Any help would be nice, thanks
given it's dynamic nature it might be easier use a map[string]interface as you'll not be able to define dynamic keys like asd123 and 2movie23123.
package main
import (
"encoding/json"
"fmt"
)
const j = `{
"movies": [
{
"asd123": {
"actors": [
"<actorID1123123>",
"<actorID1123123>",
"<actorID1123123>",
"<actorID1123123>",
"<actorID1123123>",
"<actorID1123123>"
]
},
"ID": 99992,
"length": 120,
"relaseDate": "2.10.2012"
},
{
"2movie23123": {
"actors": [
"<actorID1123123>",
"<actorID1123123>",
"<actorID1123123>",
"<actorID1123123>",
"<actorID1123123>",
"<actorID1123123>"
]
},
"ID": 123124,
"length": 90,
"relaseDate": "10.10.2012"
}
]
}`
// Movies ...
type Movies struct {
Name string
ID float64
Length float64
ReleaseDate string
Actors []interface{}
}
func main() {
data := map[string]interface{}{}
err := json.Unmarshal([]byte(j), &data)
if err != nil {
panic(err)
}
// printing it out to show you it marshaled
// b, _ := json.MarshalIndent(data, "", " ")
// fmt.Println(string(b))
//
var myMovies []Movies
for _, d := range data {
temp := Movies{}
converting := d.([]interface{})
for _, movie := range converting {
convertingMovie := movie.(map[string]interface{})
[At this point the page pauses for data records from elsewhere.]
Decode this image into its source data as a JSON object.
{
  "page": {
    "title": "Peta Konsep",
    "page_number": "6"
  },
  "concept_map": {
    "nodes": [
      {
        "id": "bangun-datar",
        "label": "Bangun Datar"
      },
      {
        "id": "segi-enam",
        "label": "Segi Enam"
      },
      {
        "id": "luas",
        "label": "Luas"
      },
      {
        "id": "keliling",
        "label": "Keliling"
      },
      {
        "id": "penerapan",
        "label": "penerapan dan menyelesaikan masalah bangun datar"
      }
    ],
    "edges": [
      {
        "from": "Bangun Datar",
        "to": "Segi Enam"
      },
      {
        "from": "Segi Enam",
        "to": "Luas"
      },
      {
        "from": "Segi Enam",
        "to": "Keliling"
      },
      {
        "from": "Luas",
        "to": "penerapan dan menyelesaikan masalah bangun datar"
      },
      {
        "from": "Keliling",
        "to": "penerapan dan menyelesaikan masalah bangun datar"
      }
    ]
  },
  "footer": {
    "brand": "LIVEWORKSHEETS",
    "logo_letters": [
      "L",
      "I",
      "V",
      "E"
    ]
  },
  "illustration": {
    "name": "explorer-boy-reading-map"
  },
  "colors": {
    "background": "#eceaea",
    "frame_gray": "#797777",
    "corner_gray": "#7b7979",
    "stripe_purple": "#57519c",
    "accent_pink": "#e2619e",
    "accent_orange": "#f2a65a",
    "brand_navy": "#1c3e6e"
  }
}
temp.Length = convertingMovie["length"].(float64)
temp.ID = convertingMovie["ID"].(float64)
temp.ReleaseDate = convertingMovie["relaseDate"].(string)
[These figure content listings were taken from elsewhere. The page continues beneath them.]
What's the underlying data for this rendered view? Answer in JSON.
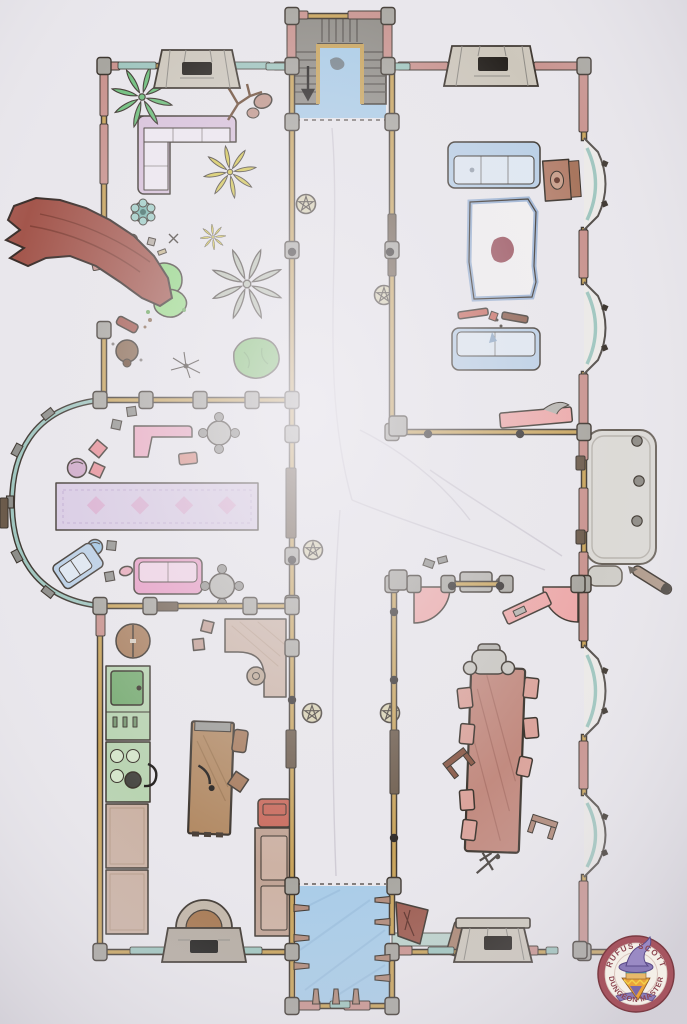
{
  "badge": {
    "top_text": "RUFUS SCOTT",
    "bottom_text": "DUNGEON MASTER"
  },
  "palette": {
    "paper": "#e9e7ec",
    "ink": "#3d362f",
    "wall_tan": "#c9a45b",
    "wall_pink": "#c9938e",
    "glass_teal": "#9fc6bf",
    "floor_blue": "#a9cce8",
    "stone": "#cdc7bc",
    "gray_block": "#a8a6a0",
    "door_dark": "#6b5a4a",
    "torch_dark": "#2e2a28",
    "glyph_tan": "#d9d2b0",
    "sofa_lavender": "#d9c2dc",
    "cushion": "#efe9f2",
    "sofa_blue": "#b9cfe6",
    "cushion_blue": "#dfe8f2",
    "rug_lavender": "#d9cbe4",
    "rug_pink": "#d9a8cc",
    "pink_furn": "#eda8a8",
    "sofa_pink": "#e89bc4",
    "chair_pink": "#dba49c",
    "table_brown": "#b28a64",
    "dining_table": "#c28b80",
    "counter_green": "#b9d4b2",
    "sink_green": "#79ad74",
    "counter_tan": "#cbb2a4",
    "wood_red": "#a3564c",
    "plant_green": "#6fc07d",
    "plant_yellow": "#d6c84a",
    "plant_gray": "#b9c1b0",
    "bush_green": "#74bd62",
    "badge_ring": "#a65560",
    "badge_text": "#8c4550",
    "hat_purple": "#8b7cb8",
    "face_orange": "#eaa33c"
  },
  "map": {
    "walls": [
      "M104,66 H292",
      "M104,66 V240",
      "M104,330 V402",
      "M100,400 H292",
      "M292,66 V886",
      "M292,16 V66",
      "M388,16 V66",
      "M292,16 H388",
      "M392,66 V432",
      "M392,66 H584",
      "M584,66 V138",
      "M584,230 V282",
      "M584,374 V432",
      "M392,432 H584",
      "M584,432 V584",
      "M392,584 H414",
      "M450,584 H506",
      "M578,584 H586",
      "M394,584 V886",
      "M584,584 V645",
      "M584,737 V793",
      "M584,877 V952",
      "M392,952 H544",
      "M580,952 H608",
      "M100,606 H292",
      "M100,606 V952",
      "M100,952 H292",
      "M292,886 V1006",
      "M292,1006 H392",
      "M392,886 V932",
      "M392,952 V1006"
    ],
    "pink_segments": [
      [
        100,
        70,
        8,
        46
      ],
      [
        100,
        124,
        8,
        60
      ],
      [
        106,
        62,
        14,
        8
      ],
      [
        274,
        62,
        14,
        8
      ],
      [
        287,
        18,
        9,
        42
      ],
      [
        383,
        18,
        9,
        42
      ],
      [
        294,
        11,
        14,
        8
      ],
      [
        348,
        11,
        34,
        8
      ],
      [
        398,
        62,
        50,
        8
      ],
      [
        534,
        62,
        44,
        8
      ],
      [
        579,
        70,
        9,
        62
      ],
      [
        579,
        230,
        9,
        48
      ],
      [
        579,
        374,
        9,
        54
      ],
      [
        579,
        434,
        9,
        26
      ],
      [
        579,
        488,
        9,
        44
      ],
      [
        579,
        552,
        9,
        28
      ],
      [
        579,
        588,
        9,
        53
      ],
      [
        579,
        741,
        9,
        48
      ],
      [
        579,
        881,
        9,
        66
      ],
      [
        396,
        946,
        16,
        9
      ],
      [
        524,
        946,
        14,
        9
      ],
      [
        298,
        1001,
        22,
        9
      ],
      [
        344,
        1001,
        26,
        9
      ],
      [
        96,
        610,
        9,
        26
      ],
      [
        90,
        242,
        10,
        13,
        18
      ],
      [
        92,
        258,
        9,
        12,
        -12
      ]
    ],
    "teal_segments": [
      [
        118,
        62,
        38,
        7
      ],
      [
        234,
        62,
        36,
        7
      ],
      [
        266,
        63,
        24,
        7
      ],
      [
        388,
        63,
        22,
        7
      ],
      [
        450,
        62,
        16,
        7
      ],
      [
        130,
        947,
        38,
        7
      ],
      [
        234,
        947,
        28,
        7
      ],
      [
        428,
        947,
        26,
        7
      ],
      [
        546,
        947,
        12,
        7
      ],
      [
        330,
        1001,
        20,
        7
      ]
    ],
    "pillars": [
      [
        104,
        66
      ],
      [
        292,
        66
      ],
      [
        388,
        66
      ],
      [
        292,
        16
      ],
      [
        388,
        16
      ],
      [
        104,
        240
      ],
      [
        104,
        330
      ],
      [
        100,
        400
      ],
      [
        292,
        400
      ],
      [
        292,
        434
      ],
      [
        146,
        400
      ],
      [
        200,
        400
      ],
      [
        252,
        400
      ],
      [
        292,
        122
      ],
      [
        292,
        250
      ],
      [
        292,
        556
      ],
      [
        292,
        604
      ],
      [
        292,
        648
      ],
      [
        292,
        886
      ],
      [
        392,
        122
      ],
      [
        392,
        250
      ],
      [
        392,
        432
      ],
      [
        392,
        584
      ],
      [
        394,
        886
      ],
      [
        584,
        66
      ],
      [
        584,
        432
      ],
      [
        584,
        584
      ],
      [
        584,
        952
      ],
      [
        100,
        606
      ],
      [
        292,
        606
      ],
      [
        150,
        606
      ],
      [
        250,
        606
      ],
      [
        414,
        584
      ],
      [
        448,
        584
      ],
      [
        506,
        584
      ],
      [
        578,
        584
      ],
      [
        100,
        952
      ],
      [
        292,
        952
      ],
      [
        392,
        952
      ],
      [
        580,
        950
      ],
      [
        292,
        1006
      ],
      [
        392,
        1006
      ],
      [
        398,
        426,
        18,
        20
      ],
      [
        398,
        580,
        18,
        20
      ]
    ],
    "door_segments": [
      [
        286,
        468,
        10,
        70
      ],
      [
        286,
        730,
        10,
        38
      ],
      [
        388,
        214,
        8,
        62
      ],
      [
        390,
        730,
        9,
        64
      ],
      [
        148,
        602,
        30,
        9
      ],
      [
        576,
        456,
        9,
        14
      ],
      [
        576,
        530,
        9,
        14
      ],
      [
        0,
        498,
        8,
        30
      ]
    ],
    "torches": [
      [
        394,
        612
      ],
      [
        394,
        680
      ],
      [
        394,
        838
      ],
      [
        292,
        560
      ],
      [
        292,
        700
      ],
      [
        428,
        434
      ],
      [
        520,
        434
      ],
      [
        452,
        586
      ],
      [
        500,
        586
      ],
      [
        390,
        252
      ],
      [
        292,
        252
      ]
    ],
    "glyphs": [
      [
        306,
        204
      ],
      [
        384,
        295
      ],
      [
        313,
        550
      ],
      [
        312,
        713
      ],
      [
        390,
        713
      ]
    ],
    "stepping_stones": [
      [
        637,
        441
      ],
      [
        639,
        481
      ],
      [
        637,
        521
      ]
    ],
    "pool_pegs": [
      [
        292,
        908,
        0
      ],
      [
        292,
        938,
        0
      ],
      [
        292,
        966,
        0
      ],
      [
        392,
        900,
        180
      ],
      [
        392,
        922,
        180
      ],
      [
        392,
        958,
        180
      ],
      [
        392,
        978,
        180
      ],
      [
        316,
        1006,
        -90
      ],
      [
        336,
        1006,
        -90
      ],
      [
        356,
        1006,
        -90
      ]
    ],
    "curve_tabs": [
      [
        48,
        414,
        -38
      ],
      [
        17,
        450,
        -62
      ],
      [
        10,
        502,
        -90
      ],
      [
        17,
        556,
        62
      ],
      [
        48,
        592,
        38
      ]
    ],
    "trails": [
      "M332,128 C342,250 318,380 352,500",
      "M352,500 C400,520 480,545 545,570",
      "M340,510 C330,640 332,770 336,876",
      "M430,470 C470,498 520,528 562,556",
      "M360,430 C400,450 440,480 470,520"
    ],
    "thresholds": [
      "M296,120 H386",
      "M296,884 H386"
    ]
  }
}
// getting rid of these keys so the for loop below doesn't iterate on them
// need the for loop cuz I don't know what the key name is
delete(convertingMovie, "length")
delete(convertingMovie, "ID")
delete(convertingMovie, "relaseDate")
for key, val := range convertingMovie {
temp.Name = key
actors := val.(map[string]interface{})
temp.Actors = actors["actors"].([]interface{})
}
}
myMovies = append(myMovies, temp)
}
b, _ := json.MarshalIndent(myMovies, "", " ")
fmt.Println(string(b))
}
Probably a better way to do it above, but I provided a quick example. The best way would be to organize the json data better so that it fits into a struct better, otherwise the use reflection. Without to much more work, I'd use the for loop above, and add it to a struct in a may that makes sense to me and so that it can access the data easier. Consider above the start of the JSON parser, so now that you can access the json data, fit it into a struct then, change data around.